Я думал, что философия – это что-то вроде ключа, которым можно открыть все явления и вещи, как двери. Стоит только сказать вслух:
– Сезам, откройся!
Но Сезам не открывался. Ни мне, ни даже тем, кто читал лекции и писал учебники. Впрочем, это я понял позже, уже учась на втором курсе. Понял и почему-то очень огорчился.
Жизнь шумела, как шумит летний дождь. Пахло травой и мокрыми ветвями. Временами гремел гром. А я ждал того же, чего ждут все юноши на свете. Я был почти пьян от ощущения бытия, от радости, что я живу, вижу, хожу, читаю, дышу.
Утром, подойдя к окну, я смотрел на улицу с таким удивлением, словно она только возникла из небытия. Ну, а весь мир, разве он не проснулся сейчас вместе со мной?
Но речь шла только о том мире, который был за окном. Все, что пребывало в квартире, свидетельствовало об устойчивости и постоянстве. Иногда мне казалось, что квартира и семья возникли намного раньше, чем весь остальной мир. Буфет и обеденный стол были намного старше вселенной.
Мать в халате и в стоптанных шлепанцах несла сковородку с шипящей колбасой. Отец хмуро читал газету. Не глядя на меня, он спрашивал рассеянно:
– Ну, что там у тебя?
– Ничего. Полный порядок.
– А с Папиросником как? Наладилось?
– За кого ты меня принимаешь, отец? Папиросник – догматик, невежда, серый человек, хоть он и написал брошюрку о Спинозе.
– Знаю.
– Ну, а раз знаешь, зачем же спрашиваешь?
Отец молчит и с интересом смотрит на меня. Он забыл о жареной колбасе и о газете. Я заметил: интерес его ко мне возникает временами. В такие минуты он смотрит на меня не то испуганно, не то изумленно.
– Я спрашиваю, потому что хорошо знаю жизнь. А ты знаешь ее плохо. Стоит ли связываться с Папиросником?
– В прошлый раз, – перебиваю я отца, – он поставил мне неудовлетворительную отметку за отличный ответ. Папиросник думал, что это я ему прислал на лекции записку, которая начиналась словами: «Мы, философы…» Это его любимая фраза. Он не понимает, как она нескромно звучит – «мы, философы!». А за душой – несколько скучных и примитивных брошюр.

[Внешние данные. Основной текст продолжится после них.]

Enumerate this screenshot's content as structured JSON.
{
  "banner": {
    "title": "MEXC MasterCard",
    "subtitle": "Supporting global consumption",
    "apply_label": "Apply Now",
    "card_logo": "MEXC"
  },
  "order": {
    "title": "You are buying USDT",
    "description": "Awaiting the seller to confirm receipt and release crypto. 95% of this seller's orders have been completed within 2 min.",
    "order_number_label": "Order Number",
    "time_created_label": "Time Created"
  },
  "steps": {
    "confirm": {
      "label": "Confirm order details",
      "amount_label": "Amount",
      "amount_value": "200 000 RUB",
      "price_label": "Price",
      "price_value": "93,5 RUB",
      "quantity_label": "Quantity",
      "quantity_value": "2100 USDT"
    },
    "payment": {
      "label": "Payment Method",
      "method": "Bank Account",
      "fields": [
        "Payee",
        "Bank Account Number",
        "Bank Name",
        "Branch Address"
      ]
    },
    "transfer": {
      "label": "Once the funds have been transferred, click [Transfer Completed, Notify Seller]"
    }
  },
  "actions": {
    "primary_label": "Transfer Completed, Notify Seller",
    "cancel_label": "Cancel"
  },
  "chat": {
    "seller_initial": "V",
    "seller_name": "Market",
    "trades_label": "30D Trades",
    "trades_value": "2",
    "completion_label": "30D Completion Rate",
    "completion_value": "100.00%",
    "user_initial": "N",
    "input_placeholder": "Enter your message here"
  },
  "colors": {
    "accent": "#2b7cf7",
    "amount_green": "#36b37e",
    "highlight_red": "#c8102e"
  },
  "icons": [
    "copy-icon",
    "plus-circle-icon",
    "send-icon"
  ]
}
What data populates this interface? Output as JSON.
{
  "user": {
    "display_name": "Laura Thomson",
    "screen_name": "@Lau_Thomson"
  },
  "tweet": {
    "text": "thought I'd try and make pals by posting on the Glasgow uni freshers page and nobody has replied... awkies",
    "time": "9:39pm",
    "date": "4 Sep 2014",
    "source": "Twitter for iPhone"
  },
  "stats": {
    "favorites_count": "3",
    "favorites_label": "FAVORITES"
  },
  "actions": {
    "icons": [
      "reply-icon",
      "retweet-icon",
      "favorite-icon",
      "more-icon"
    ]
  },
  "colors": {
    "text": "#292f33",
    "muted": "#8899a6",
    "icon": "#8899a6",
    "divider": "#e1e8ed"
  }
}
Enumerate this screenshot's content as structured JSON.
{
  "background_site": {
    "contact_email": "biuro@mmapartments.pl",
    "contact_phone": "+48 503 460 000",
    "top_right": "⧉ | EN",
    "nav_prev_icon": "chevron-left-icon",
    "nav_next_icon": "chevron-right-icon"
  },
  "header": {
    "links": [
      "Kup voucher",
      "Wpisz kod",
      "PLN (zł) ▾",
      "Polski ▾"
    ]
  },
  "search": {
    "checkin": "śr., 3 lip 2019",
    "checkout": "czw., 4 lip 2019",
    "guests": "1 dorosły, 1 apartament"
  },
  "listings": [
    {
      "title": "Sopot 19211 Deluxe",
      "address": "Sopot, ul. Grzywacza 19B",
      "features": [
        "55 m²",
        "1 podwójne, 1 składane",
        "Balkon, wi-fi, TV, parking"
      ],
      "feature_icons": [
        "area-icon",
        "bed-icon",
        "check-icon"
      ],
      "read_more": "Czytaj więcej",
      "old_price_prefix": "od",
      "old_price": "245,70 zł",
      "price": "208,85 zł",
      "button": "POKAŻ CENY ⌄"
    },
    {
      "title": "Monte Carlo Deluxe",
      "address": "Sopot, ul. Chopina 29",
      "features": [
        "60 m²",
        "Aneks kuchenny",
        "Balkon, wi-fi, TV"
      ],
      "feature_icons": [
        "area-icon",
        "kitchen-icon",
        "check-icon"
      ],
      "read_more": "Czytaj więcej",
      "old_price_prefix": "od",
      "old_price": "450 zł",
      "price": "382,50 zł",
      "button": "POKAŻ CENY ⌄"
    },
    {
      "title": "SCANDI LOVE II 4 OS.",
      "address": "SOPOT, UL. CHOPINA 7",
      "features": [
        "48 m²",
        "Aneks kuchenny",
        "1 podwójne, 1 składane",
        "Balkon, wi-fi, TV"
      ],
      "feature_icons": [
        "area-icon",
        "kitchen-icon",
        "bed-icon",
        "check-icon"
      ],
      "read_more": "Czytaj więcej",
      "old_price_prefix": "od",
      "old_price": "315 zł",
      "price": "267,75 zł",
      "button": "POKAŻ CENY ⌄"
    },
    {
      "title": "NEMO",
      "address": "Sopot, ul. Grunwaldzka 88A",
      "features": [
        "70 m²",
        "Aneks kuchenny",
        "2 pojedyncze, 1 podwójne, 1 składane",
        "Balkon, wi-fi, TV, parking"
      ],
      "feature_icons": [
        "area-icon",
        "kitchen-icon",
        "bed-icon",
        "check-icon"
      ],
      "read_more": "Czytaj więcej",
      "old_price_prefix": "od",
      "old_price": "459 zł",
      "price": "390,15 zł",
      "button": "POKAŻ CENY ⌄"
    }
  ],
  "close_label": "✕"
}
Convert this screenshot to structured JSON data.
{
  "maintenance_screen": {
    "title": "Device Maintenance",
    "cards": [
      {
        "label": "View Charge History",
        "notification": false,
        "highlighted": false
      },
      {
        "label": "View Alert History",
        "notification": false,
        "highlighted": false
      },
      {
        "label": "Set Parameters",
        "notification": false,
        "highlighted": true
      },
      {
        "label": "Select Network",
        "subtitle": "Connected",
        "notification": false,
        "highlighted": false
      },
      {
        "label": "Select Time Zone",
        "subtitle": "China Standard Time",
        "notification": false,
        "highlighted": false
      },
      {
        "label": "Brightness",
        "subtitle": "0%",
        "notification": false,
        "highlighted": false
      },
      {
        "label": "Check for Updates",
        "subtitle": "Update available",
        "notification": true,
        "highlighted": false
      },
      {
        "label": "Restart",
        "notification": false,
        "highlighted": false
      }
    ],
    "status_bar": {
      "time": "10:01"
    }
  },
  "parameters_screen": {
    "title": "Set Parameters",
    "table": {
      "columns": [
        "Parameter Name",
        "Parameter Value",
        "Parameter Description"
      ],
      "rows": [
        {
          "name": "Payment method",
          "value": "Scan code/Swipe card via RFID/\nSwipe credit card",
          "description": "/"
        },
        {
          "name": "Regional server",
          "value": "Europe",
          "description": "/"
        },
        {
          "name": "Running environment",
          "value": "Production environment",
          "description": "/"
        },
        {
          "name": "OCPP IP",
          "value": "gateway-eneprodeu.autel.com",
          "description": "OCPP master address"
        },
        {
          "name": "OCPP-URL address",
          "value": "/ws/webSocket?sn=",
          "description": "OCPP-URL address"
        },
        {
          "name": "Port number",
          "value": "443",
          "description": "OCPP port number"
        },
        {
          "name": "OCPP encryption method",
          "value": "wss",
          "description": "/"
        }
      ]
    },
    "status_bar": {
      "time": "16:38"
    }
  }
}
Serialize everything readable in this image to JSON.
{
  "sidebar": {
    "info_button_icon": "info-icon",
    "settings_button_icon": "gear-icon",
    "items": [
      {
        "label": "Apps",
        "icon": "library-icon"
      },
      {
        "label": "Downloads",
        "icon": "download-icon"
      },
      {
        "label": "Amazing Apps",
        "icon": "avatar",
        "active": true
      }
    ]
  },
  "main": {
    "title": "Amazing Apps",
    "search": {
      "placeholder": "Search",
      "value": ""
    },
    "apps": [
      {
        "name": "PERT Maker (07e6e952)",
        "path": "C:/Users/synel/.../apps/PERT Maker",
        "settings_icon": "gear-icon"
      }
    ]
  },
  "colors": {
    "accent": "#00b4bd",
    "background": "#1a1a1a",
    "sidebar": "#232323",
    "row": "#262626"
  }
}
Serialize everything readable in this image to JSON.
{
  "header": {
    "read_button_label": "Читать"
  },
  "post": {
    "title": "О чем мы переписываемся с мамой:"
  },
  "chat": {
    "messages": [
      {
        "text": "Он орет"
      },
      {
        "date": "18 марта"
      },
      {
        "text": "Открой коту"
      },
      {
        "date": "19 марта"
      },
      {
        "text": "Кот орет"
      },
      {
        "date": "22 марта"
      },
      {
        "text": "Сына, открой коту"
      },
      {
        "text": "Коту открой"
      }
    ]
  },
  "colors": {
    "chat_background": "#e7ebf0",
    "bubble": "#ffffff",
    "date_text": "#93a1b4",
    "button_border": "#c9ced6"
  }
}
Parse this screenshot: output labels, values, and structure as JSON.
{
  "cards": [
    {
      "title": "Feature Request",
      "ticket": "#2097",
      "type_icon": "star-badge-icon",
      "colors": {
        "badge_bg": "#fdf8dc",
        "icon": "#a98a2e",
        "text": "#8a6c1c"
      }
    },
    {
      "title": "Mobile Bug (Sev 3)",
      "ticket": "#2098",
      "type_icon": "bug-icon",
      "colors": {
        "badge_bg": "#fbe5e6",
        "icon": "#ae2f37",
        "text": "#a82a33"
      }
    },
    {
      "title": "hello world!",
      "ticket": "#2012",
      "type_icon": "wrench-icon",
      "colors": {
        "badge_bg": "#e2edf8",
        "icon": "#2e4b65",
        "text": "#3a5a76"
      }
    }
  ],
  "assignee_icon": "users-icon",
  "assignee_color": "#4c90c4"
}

– И все-таки не стоило посылать записку с такими словами. Зачем? Грубо и бессердечно.
– В тебе говорит профессиональная солидарность. Ты тоже профессор.
Отец преподает историю. Его узкая специальность – эпоха итальянского Возрождения. Уже много лет он пишет книгу о Леонардо да Винчи.
Когда отец говорит о Леонардо, он преображается. Лицо его свежеет, в глазах появляется юношеский блеск. Потом блеск исчезает, и отец снова становится отцом и профессором, усталым и прозаичным человеком, похожим на своих обыденных коллег. В самом имени Леонардо есть что-то возвышающее и чудесное. Оно как утро, как удар колокола, как облако, отраженное в синеве лесной реки, как внезапное прозрение. В нем есть что-то от космоса и от Земли. Я знаю: интерес отца к Леонардо – это не просто профессиональный, академический интерес. В свое время для докторской диссертации отец взял другую тему. Интерес отца к Леонардо юношески чист, наивен. Он возник в отце задолго до того, как он стал профессором и сделал знание истории предметом материального благополучия семьи. Все свое свободное время отец посвящал размышлениям об удивительнейшем из людей. Он пытался шаг за шагом мысленно восстановить жизнь этого человека и ту неповторимую духовную атмосферу, которая его окружала. Он пытался, как казалось мне в юности, сделать невозможное: победить время и оживить того, кого давно уже нет.
Иногда отец словно забывал о том, что Леонардо жил в XV веке, и говорил о нем так, будто только вчера с ним расстался.
Но бескорыстный интерес к Леонардо не мог заполнить все время отца, отец читал довольно скучные лекции, заседал и писал равнодушные академические статьи для разных исторических изданий. В нем – загоралась искра, только когда речь заходила о Леонардо, потом Прометеев огонь потухал и начиналась академическая жизнь, неинтересная и вялая, как учебник истории для вузов.